The chemical information about metabolites was searched through the human metabolome database HMDB (http://www.hmdb.ca, 7 January 2025), PubChem (https://pubchem.ncbi.nlm.nih.gov), and Lipidmaps (https://www.lipidmaps.org), considering a deviation of the m/z value of 0.05. The identification results are proved by combining the exact number (m/z) with the ionization method and comparing the primary and secondary mass spectra information of the differential metabolites with the theoretical fragments of the HMDB search results.

According to the data collected from untargeted metabolomics, a number of six specific molecules in serum were targeted, and their MS peak intensities were considered to be compared in the different groups of patients, e.g., between the groups C and P. The mean values of PI and their standard deviations SD were calculated for these specific biomarkers selected by the untargeted metabolomics and in agreement with recent literature data. For quantitative analysis, the calibration curves were built with pure standards.
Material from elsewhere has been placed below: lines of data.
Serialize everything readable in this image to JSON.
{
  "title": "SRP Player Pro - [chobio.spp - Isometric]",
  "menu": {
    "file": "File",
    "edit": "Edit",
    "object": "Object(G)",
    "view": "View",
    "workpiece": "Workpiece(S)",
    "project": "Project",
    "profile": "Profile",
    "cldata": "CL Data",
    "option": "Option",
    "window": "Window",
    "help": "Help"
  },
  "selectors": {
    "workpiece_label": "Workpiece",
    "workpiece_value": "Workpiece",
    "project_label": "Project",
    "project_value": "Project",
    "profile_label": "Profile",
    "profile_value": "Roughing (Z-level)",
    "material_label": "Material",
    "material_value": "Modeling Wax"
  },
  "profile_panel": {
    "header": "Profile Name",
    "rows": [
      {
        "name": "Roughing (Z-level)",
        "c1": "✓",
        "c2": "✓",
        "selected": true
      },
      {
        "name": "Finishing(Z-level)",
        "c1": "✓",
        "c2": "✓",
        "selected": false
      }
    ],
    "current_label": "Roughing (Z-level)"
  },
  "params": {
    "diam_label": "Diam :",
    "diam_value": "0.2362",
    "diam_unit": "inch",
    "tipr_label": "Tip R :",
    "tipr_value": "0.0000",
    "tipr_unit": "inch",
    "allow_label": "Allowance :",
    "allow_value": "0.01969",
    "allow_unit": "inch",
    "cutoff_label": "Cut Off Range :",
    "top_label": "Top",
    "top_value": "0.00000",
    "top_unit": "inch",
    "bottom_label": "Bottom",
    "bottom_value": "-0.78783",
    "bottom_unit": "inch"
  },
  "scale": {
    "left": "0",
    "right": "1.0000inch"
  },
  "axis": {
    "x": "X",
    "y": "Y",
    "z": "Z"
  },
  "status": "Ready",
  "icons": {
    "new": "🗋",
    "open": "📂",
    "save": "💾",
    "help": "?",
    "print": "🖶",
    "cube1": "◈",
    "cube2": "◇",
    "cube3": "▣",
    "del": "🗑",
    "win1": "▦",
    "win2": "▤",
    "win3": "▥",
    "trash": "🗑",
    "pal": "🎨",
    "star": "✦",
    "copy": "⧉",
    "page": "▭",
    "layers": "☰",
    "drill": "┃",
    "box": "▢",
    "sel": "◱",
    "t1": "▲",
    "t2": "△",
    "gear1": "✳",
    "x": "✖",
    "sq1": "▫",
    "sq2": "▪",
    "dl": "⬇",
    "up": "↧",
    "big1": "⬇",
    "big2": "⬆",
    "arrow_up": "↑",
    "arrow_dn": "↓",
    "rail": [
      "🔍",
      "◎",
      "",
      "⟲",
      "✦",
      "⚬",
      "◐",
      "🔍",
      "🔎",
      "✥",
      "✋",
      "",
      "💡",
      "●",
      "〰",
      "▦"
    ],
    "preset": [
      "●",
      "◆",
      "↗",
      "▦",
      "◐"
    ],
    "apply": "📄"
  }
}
The chemical information of differential metabolites was searched through the human metabolome database (HMDB; http://www.hmdb.ca/, 7 January 2025) and Lipidmaps (https://www.lipidmaps.org/). The input was the precise molecular mass, and the ionization method considered that the deviation of the m/z value does not exceed 0.05 Da. The identification results are proved by combining the exact number of charges and the ionization method that meets the experimental conditions.

Moreover, to explore how the major metabolic pathways related to the differential metabolites were affected, metabolic pathway analysis was performed by the MetaboAnalyst 5.0 71 platform (http://www.metaboanalyst.ca, 7 January 2025).

4.7. Quantitative Evaluation

Preparation of calibration solution and QC samples. For calibration, stock solutions of pure standards were first obtained: L-Methionine 1 mM, L-L-Phenylalanine 1 mM, Kynurenic acid 1 mM, Arginine 1 mM, Dimethylarginine 1 mM, Creatinine 2mM, L-Acetylcarnitine 1 mM, and Kynurenic acid 1 mM dissolved in ultrapure water. The stock solutions were successively diluted in the mix of methanol–acetonitrile 2:1 to obtain the series of working solutions at different concentration levels for external calibration. In parallel, volumes of 0.3 mL QC deprotonated samples were spiked with different volumes of standard solutions.

The method validation was achieved according to the “Guidance for Industry Bioanalytical Method Validation” recommended by the US Food and Drug Administration, named the UHPLC-QTOF-ESI ± MS method. The linearity, specificity, precision, accuracy, LOD, and LOQ were checked and recorded. Two calibration curves were generated: (1) by an external standard calibration curve, made by diluting standard solutions in the mobile phase and (2) by an internal standard curve, whose linearity was determined for QC samples spiked with different volumes of standard solutions. The mean peak area of three replicate measurements at each concentration was calculated.

The LOD was considered as the lowest concentration of analyte in the test sample that can be reliably distinguished from zero to signal/noise ratio ≥ 10. The LOQ was the lowest concentration of analyte that can be determined with an acceptable repeatability and trueness (signal/noise ratio ≥ 10 and SD values ≤ 40%).

5. Conclusions

In conclusion, our investigation highlights that several serum and urine metabolites, including L-phenylalanine, L-methionine, arginine, indoxyl sulfate, kynurenic acid, and L-acetylcarnitine, may serve as potential biomarkers in the pathogenesis and diagnosis of early CKD. Moreover, urine research indicated that IS could serve as a potential biomarker for the early detection of CKD. The quantification of serum and urinary metabolites in patients with CKD provided new insights into the involvement of various metabolic pathways in CKD development, potentially facilitating their standardization and application in individualized metabolic biological panels for early CKD diagnosis.